The Sharks know they can only concern themselves with the things they can control at this point, which is their performance in Game 6.
The bigger picture beyond Sunday, whatever it comes to be, remains tantalizingly outside the their sphere of influence until they take care of Game 6.

"We still know that winning a game only gets us to Game 7, so that is where our focus is," defenseman Paul Martin said Saturday after the Sharks practiced at their training facility, Sharks Ice.
The odds of the Sharks forcing a Game 7 are not great; six of the 32 teams since 1939 to face a 3-1 deficit in Final history have survived Game 6.
The odds, by the way, get worse; the 1942 Toronto Maple Leafs are the only one of those Game 6 survivors to win Game 7.
"The main focus last game was to get [to Game 6]," Martin said. "We wanted to get the series back here. Once you do that, it's a whole different game. But even saying that, the focus is on this game at home and taking care of business and be better than we were last game."

There is a long and difficult road to be travelled if the Sharks are able to pull off what would be arguably one of the greatest comebacks in playoff history, but the possibility came a bit more into focus after Game 5.
With a 4-2 win at Consol Energy Center on Thursday, the Sharks extended the series for another three days. For the Penguins, it was a missed opportunity to party. Pittsburgh is left with two opportunities to close out the Sharks. The window is closing slowly, but tangibly, for the Penguins.
Pittsburgh has twice blown 3-1 leads in best-of-7 series since 2011, losing to the Tampa Bay Lightning that year and the New York Rangers in 2014. Martin, who signed with the Sharks as a free agent this summer, was on those Penguins teams.
"I think it is more of a mental thing where you realize that your opportunity to finish off [the series] is getting smaller and that each loss gives the other team that much more belief and momentum that they can get it done and pull it off," Martin said.
San Jose backup goalie James Reimer knows all about the road the Sharks are trying to travel now.

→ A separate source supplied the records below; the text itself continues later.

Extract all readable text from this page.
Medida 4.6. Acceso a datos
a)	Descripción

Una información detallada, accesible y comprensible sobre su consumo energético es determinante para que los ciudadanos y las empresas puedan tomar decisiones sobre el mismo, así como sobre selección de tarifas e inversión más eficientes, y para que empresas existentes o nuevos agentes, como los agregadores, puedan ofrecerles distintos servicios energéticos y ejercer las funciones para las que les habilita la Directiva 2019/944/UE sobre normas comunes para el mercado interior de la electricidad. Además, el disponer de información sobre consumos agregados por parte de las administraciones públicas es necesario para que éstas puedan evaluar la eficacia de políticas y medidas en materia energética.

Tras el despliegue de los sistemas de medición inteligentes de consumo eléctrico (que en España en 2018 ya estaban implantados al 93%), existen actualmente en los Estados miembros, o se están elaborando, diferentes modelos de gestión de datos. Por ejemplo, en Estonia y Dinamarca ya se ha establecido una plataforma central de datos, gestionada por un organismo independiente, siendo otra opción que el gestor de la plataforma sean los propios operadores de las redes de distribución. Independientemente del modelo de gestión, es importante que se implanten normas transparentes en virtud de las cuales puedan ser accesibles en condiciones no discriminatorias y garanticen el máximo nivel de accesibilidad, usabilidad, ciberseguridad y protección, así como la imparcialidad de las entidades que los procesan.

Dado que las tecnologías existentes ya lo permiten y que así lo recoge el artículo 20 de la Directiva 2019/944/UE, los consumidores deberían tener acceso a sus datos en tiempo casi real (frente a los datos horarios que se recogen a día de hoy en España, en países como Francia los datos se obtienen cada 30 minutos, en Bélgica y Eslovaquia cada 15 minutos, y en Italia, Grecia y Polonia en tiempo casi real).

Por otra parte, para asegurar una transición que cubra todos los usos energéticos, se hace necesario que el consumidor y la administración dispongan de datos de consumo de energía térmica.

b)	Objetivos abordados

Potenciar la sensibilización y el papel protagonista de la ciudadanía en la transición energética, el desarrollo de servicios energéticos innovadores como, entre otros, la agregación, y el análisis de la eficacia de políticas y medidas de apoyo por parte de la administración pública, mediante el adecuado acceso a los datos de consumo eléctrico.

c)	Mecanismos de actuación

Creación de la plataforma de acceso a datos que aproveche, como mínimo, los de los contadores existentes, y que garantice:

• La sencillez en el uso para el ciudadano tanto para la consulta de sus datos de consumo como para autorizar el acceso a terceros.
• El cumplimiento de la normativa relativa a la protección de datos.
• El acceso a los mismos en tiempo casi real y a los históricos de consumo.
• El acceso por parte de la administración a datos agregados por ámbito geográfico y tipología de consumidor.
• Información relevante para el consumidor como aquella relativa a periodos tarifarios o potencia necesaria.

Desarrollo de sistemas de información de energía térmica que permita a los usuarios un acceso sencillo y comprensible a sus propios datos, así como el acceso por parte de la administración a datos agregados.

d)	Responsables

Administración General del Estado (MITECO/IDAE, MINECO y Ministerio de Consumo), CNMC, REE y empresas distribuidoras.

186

In the 2013 Stanley Cup Playoffs, he was the starting goalie for the Toronto Maple Leafs, who fell into a 3-1 hole against the Boston Bruins. Toronto won the next two games to force a Game 7 and led that game 4-1 before an epic rally, capped by Boston center Patrice Bergeron in overtime, allowed the Bruins to survive.
"Momentum is a crazy thing," Reimer said. "It can be on your side or not, and then it can happen out of nowhere. You can be down in a game, and all of sudden you get momentum and it doesn't matter what the score is, you keep chugging.
"You can be down 3-1 in a series, you can be up 3-1 and then a team gets momentum and it doesn't matter. It's funny; I was just saying to someone that a series can seem done, and yet you don't realize how close it is.
"You can be down 3-1 and you win one game, and all you have to do is win one more game. You win Game 6, and all of a sudden Game 7 is overtime. It's a free-for-all."
A free-for-all in Game 7 would be welcomed with open arms by these Sharks, but they know that Game 6 must be addressed first.